One man said, “Bury me alive.” He lay on the bed with his arms dead-man crossed over his chest. First knelt at his feet and dropped her body down, little by little. I imagined it felt like heavy clods of sod covering him from the ankles up. She unhooked her bra, and her breasts fell over his face. I heard his gasps, his muffled “yes”; I watched her hold her breath and her body grow even bigger so that not a hint of him was left.

“Do you want to revive our dear departed man here?” First signalled me over as she rolled off of him. His eyes were closed, his skin purple. A smear of semen on his thigh. I blew into his mouth.

“Come toward the light.” What else could I have said as I propped his head on my lap? First nodded in encouragement. “Come to the light,” I repeated in what I hoped was an ethereal voice.

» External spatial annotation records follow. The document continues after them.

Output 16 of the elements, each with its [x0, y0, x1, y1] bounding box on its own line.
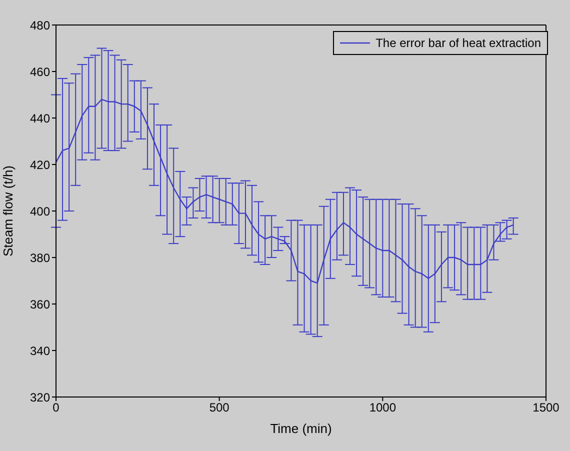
y-tick-label: 400	[30, 204, 50, 218]
y-tick-label: 440	[30, 111, 50, 126]
x-tick-label: 0	[52, 400, 60, 415]
y-axis-title: Steam flow (t/h)	[0, 165, 16, 257]
legend-label: The error bar of heat extraction	[376, 35, 541, 51]
y-tick-label: 460	[30, 64, 50, 79]
y-tick-label: 420	[30, 158, 50, 172]
x-tick-label: 500	[209, 400, 230, 415]
y-tick-label: 320	[30, 390, 50, 404]
y-tick-label: 340	[30, 344, 50, 358]
x-tick-label: 1500	[532, 400, 560, 415]
y-tick-label: 380	[30, 250, 50, 265]
y-tick-label: 360	[30, 297, 50, 312]
x-tick-label: 1000	[369, 400, 396, 415]
y-tick-label: 480	[30, 18, 50, 32]
x-axis-title: Time (min)	[270, 421, 332, 436]
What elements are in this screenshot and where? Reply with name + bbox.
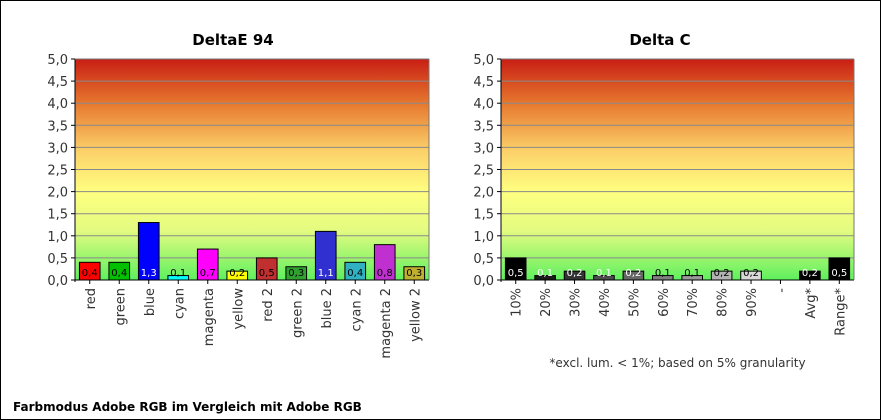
dc-ytick-label: 2,5 <box>473 164 494 179</box>
de94-category-label: yellow <box>231 288 246 330</box>
dc-data-label: 0,5 <box>831 268 847 279</box>
de94-category-label: cyan 2 <box>349 288 364 331</box>
dc-category-label: 10% <box>510 288 525 317</box>
dc-ytick-label: 4,0 <box>473 97 494 112</box>
de94-category-label: cyan <box>172 288 187 319</box>
de94-data-label: 1,1 <box>318 268 334 279</box>
de94-ytick-label: 2,0 <box>47 186 68 201</box>
dc-data-label: 0,2 <box>714 268 730 279</box>
de94-data-label: 0,7 <box>200 268 216 279</box>
dc-data-label: 0,2 <box>743 268 759 279</box>
dc-ytick-label: 1,0 <box>473 230 494 245</box>
de94-category-label: red <box>84 288 99 309</box>
de94-ytick-label: 0,0 <box>47 274 68 289</box>
de94-category-label: blue 2 <box>320 288 335 329</box>
de94-category-label: green 2 <box>290 288 305 338</box>
de94-ytick-label: 3,0 <box>47 141 68 156</box>
de94-ytick-label: 4,0 <box>47 97 68 112</box>
de94-title: DeltaE 94 <box>192 31 273 49</box>
dc-data-label: 0,1 <box>537 268 553 279</box>
de94-data-label: 0,4 <box>347 268 363 279</box>
dc-data-label: 0,2 <box>625 268 641 279</box>
de94-ytick-label: 5,0 <box>47 53 68 68</box>
dc-ytick-label: 4,5 <box>473 75 494 90</box>
dc-data-label: 0,1 <box>596 268 612 279</box>
dc-footnote: *excl. lum. < 1%; based on 5% granularit… <box>549 356 805 370</box>
dc-category-label: - <box>774 288 789 293</box>
de94-category-label: blue <box>143 288 158 316</box>
dc-chart: Delta C 0,0 0,5 1,0 1,5 2,0 2,5 3,0 3,5 4,0 4,5 5,0… <box>473 31 855 370</box>
dc-category-label: 40% <box>598 288 613 317</box>
dc-ytick-label: 1,5 <box>473 208 494 223</box>
de94-category-label: green <box>113 288 128 326</box>
dc-ytick-label: 3,5 <box>473 119 494 134</box>
de94-data-label: 0,3 <box>288 268 304 279</box>
dc-data-label: 0,5 <box>508 268 524 279</box>
de94-data-label: 0,1 <box>170 268 186 279</box>
de94-ytick-label: 1,0 <box>47 230 68 245</box>
dc-category-label: Avg* <box>804 288 819 319</box>
de94-category-label: magenta <box>202 288 217 346</box>
de94-data-label: 0,5 <box>259 268 275 279</box>
dc-category-label: 70% <box>686 288 701 317</box>
de94-category-label: red 2 <box>261 288 276 322</box>
de94-category-label: yellow 2 <box>408 288 423 342</box>
dc-data-label: 0,2 <box>802 268 818 279</box>
figure-caption: Farbmodus Adobe RGB im Vergleich mit Ado… <box>13 400 362 414</box>
de94-ytick-label: 3,5 <box>47 119 68 134</box>
de94-data-label: 0,8 <box>377 268 393 279</box>
de94-ytick-label: 2,5 <box>47 164 68 179</box>
de94-ytick-label: 0,5 <box>47 252 68 267</box>
de94-data-label: 0,2 <box>229 268 245 279</box>
de94-chart: DeltaE 94 0,0 0,5 1,0 1,5 2,0 2,5 3,0 3,5 4,0 4,5 5… <box>47 31 430 359</box>
de94-data-label: 0,3 <box>406 268 422 279</box>
dc-category-label: 60% <box>657 288 672 317</box>
dc-category-label: 20% <box>539 288 554 317</box>
dc-data-label: 0,1 <box>655 268 671 279</box>
dc-ytick-label: 3,0 <box>473 141 494 156</box>
de94-data-label: 1,3 <box>141 268 157 279</box>
dc-ytick-label: 0,5 <box>473 252 494 267</box>
de94-category-label: magenta 2 <box>379 288 394 359</box>
de94-ytick-label: 1,5 <box>47 208 68 223</box>
de94-data-label: 0,4 <box>111 268 127 279</box>
dc-category-label: Range* <box>833 288 848 336</box>
dc-category-label: 80% <box>716 288 731 317</box>
de94-ytick-label: 4,5 <box>47 75 68 90</box>
dc-title: Delta C <box>629 31 690 49</box>
dc-ytick-label: 2,0 <box>473 186 494 201</box>
dc-data-label: 0,1 <box>684 268 700 279</box>
dc-category-label: 90% <box>745 288 760 317</box>
dc-category-label: 50% <box>627 288 642 317</box>
dc-data-label: 0,2 <box>567 268 583 279</box>
de94-data-label: 0,4 <box>82 268 98 279</box>
dc-ytick-label: 5,0 <box>473 53 494 68</box>
dc-ytick-label: 0,0 <box>473 274 494 289</box>
dc-category-label: 30% <box>569 288 584 317</box>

“I’m a new man,” he cried as the colour returned to his skin. I bit down on my disbelieving smirk as he pressed a hundred-dollar bill into my hand. The money seemed alive, like I was holding a baby bird; it pulsed.


***


Memory and identity are at the core of Sub Rosa. Amber Dawn’s debut explores these broad concepts through a densely plotted magical realism narrative of gifted prostitutes called “Glories” whom each have an ability not of this world, the “live ones” that seek to escape from the city—from the Dark—by visiting Sub Rosa every chance they get, and representative fathers and mothers that run their respective houses full of working girls like high society families, respectful of one another in the open while burying their mutual distaste beneath twisted strands of town gossip and ghost stories.

Dawn’s prose is a treat. She writes sparingly, using embellishment only when necessary to create the feeling of a lucid dream when travelling between the Dark and the vibrant, hyper reality of the Sub Rosa strip. She lays out the reality beyond Sub Rosa as a muted, oppressive state of being that siphons the life of young, runaway girls, or threatens the survival of an unfortunate Glory who, because of the protection of Sub Rosa, is unprepared to deal with the harshness of a reality that they’ve forgotten over time.

As beautiful and loving as the prose may be, it only serves to accentuate the dark allegory of Sub Rosa as a subversive Neverland, where a prostitute can work safely, so long as she plays by the rules and stays within the hidden realm. To take oneself out of Sub Rosa is to throw one’s life away to ambling, zombie men who can only take and salivate, no matter the cost to a young girl’s life. But to remain in Sub Rosa, is to discard the memories and identity of one’s past—a sacrifice which, in many ways, becomes the core question of the book: are safety, security and comfort worth the cost of burying the past without having to first confront it? It’s an interesting question, one that guides the main character, Little, through the connections and risks she decides to take in the latter half of the 317-page novel.

Sub Rosa is wonderfully immersive, moves at a very fast pace, and is filled with so many magical, tantalizing visual metaphors that it leaves you feeling a little drunk by the end. As a debut, it marks the arrival of one hell of a talented storyteller, and I’m eager to see what she does next.